Now of course I couldn’t stop there! I wanted to do a series, so I made a list of all of my favorite writers, and out of that list I chose the ones that had a face people would recognize. That is why Kafka, Camus and Hemingway made it to the grande finale, and Rilke and Faulkner didn’t.
Next, I started making colorshemes for all of them. I felt that the red and blue I had used for Virginia didn’t fit all of them, and I wanted to give them colors that would fit their books and personality. Now that I read that, this does sound like a difficult task, but what I did is just recall the imagery that was evoked in my head while reading their books, and of course, those images came with colors. For instance, when thinking about Camus, I thought about scenes in his books placed in warm, brooding Algiers, of large rocks alongside dark blue water, and men diving from those hot stones, so the colors I chose were prussian blue and a warm, earthy orange tone that was a combination of cornelian and burnt ochre. I did so for all of them in the same manner, although I have to admit I cheated a bit when it came to choosing the colors for Kafka. I associated the images in his books with smudgy brown hues, almost deprived of color, but I didn’t like that for his portrait, and I felt it would stand out from the rest, so I went for a light burnt ochre and crimson alizarin (don’t you love those color names)

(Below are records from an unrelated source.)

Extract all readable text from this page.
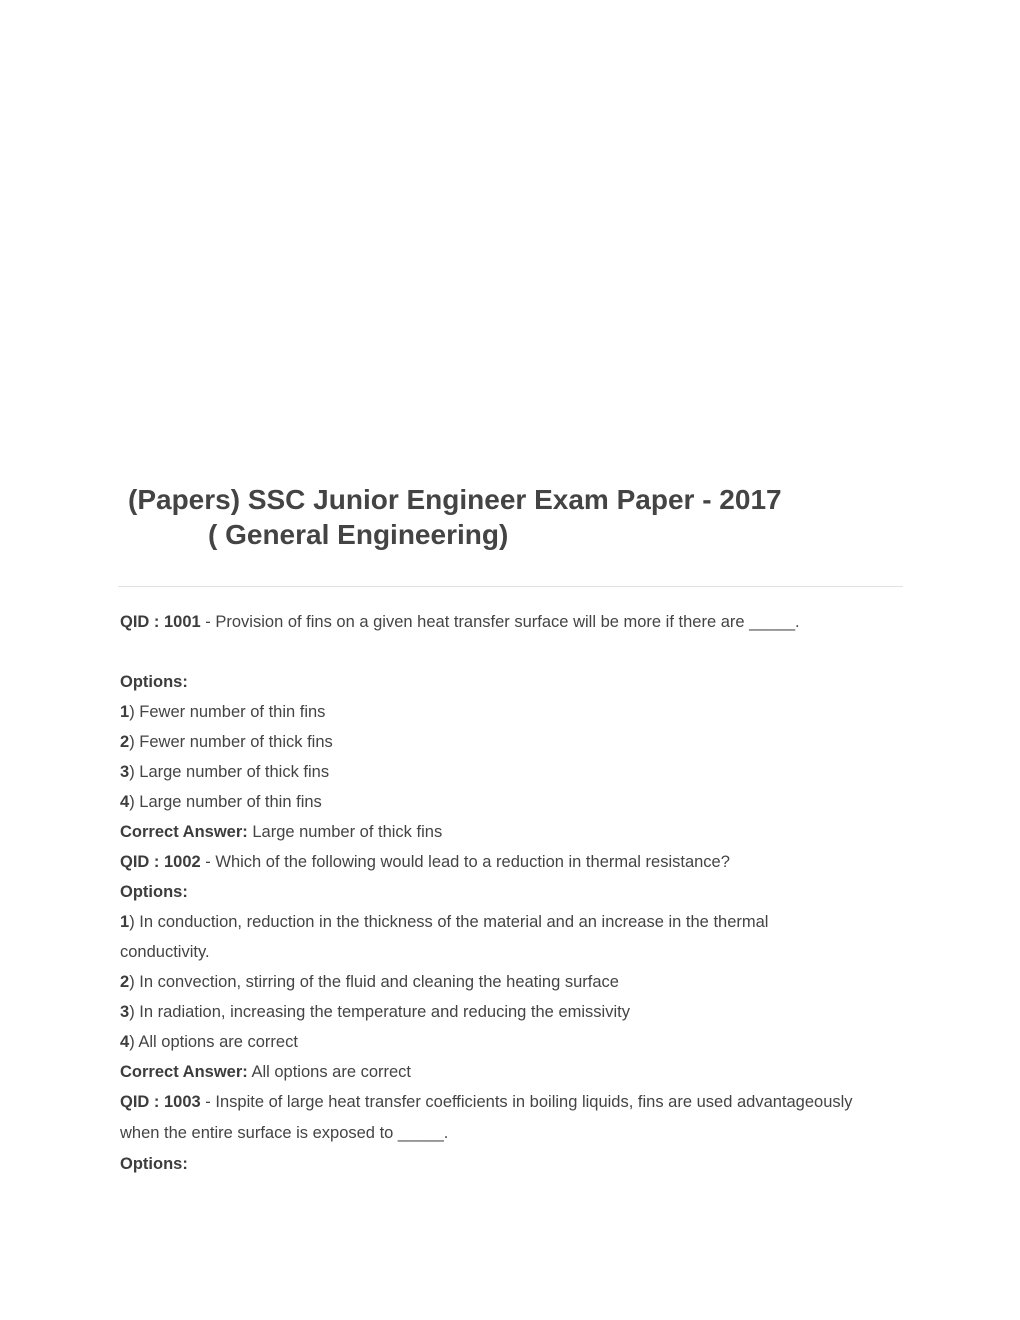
(Papers) SSC Junior Engineer Exam Paper - 2017
( General Engineering)

QID : 1001 - Provision of fins on a given heat transfer surface will be more if there are _____.

Options:

1) Fewer number of thin fins

2) Fewer number of thick fins

3) Large number of thick fins

4) Large number of thin fins

Correct Answer: Large number of thick fins

QID : 1002 - Which of the following would lead to a reduction in thermal resistance?

Options:

1) In conduction, reduction in the thickness of the material and an increase in the thermal conductivity.

2) In convection, stirring of the fluid and cleaning the heating surface

3) In radiation, increasing the temperature and reducing the emissivity

4) All options are correct

Correct Answer: All options are correct

QID : 1003 - Inspite of large heat transfer coefficients in boiling liquids, fins are used advantageously when the entire surface is exposed to _____.

Options:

I also recycled the images I associated with them as patterns I used as background to their portraits. The background for Camus is vaguely inspired on pictures of Algiers, for Kafka I drew bugs as a reference to his novel ‘Metamorphosis’, for Hemingway I drew fish, as a reference to ‘the Old Man and the Sea’, and for Virginia I chose flowers, as a reference to a beautiful short story of her, called ‘Kew Gardens’, and of course the opening line of ‘Mrs Dalloway’.
The last in the series I did was a portrait of Julio Cortazar. He is much less known, but I drew his portrait as a birthday present for a good friend of mine who owns a bookstore named after the characters in one of his books: the Cronopio’s. Those ‘little green moist creatures’ as they are described, also found a way into the portrait in the background.
Of these portraits I had a series of postcards printed, and prints that I used as covers for a series of handmade notebooks, which I am now selling in my Etsy-shop, StudioEllenL.
I did finish this series a while ago, but there are new ideas brooding in my mind to expand it with more writers, or make a new series of portraits of classic actors, or important women in history, or, or, or… sigh.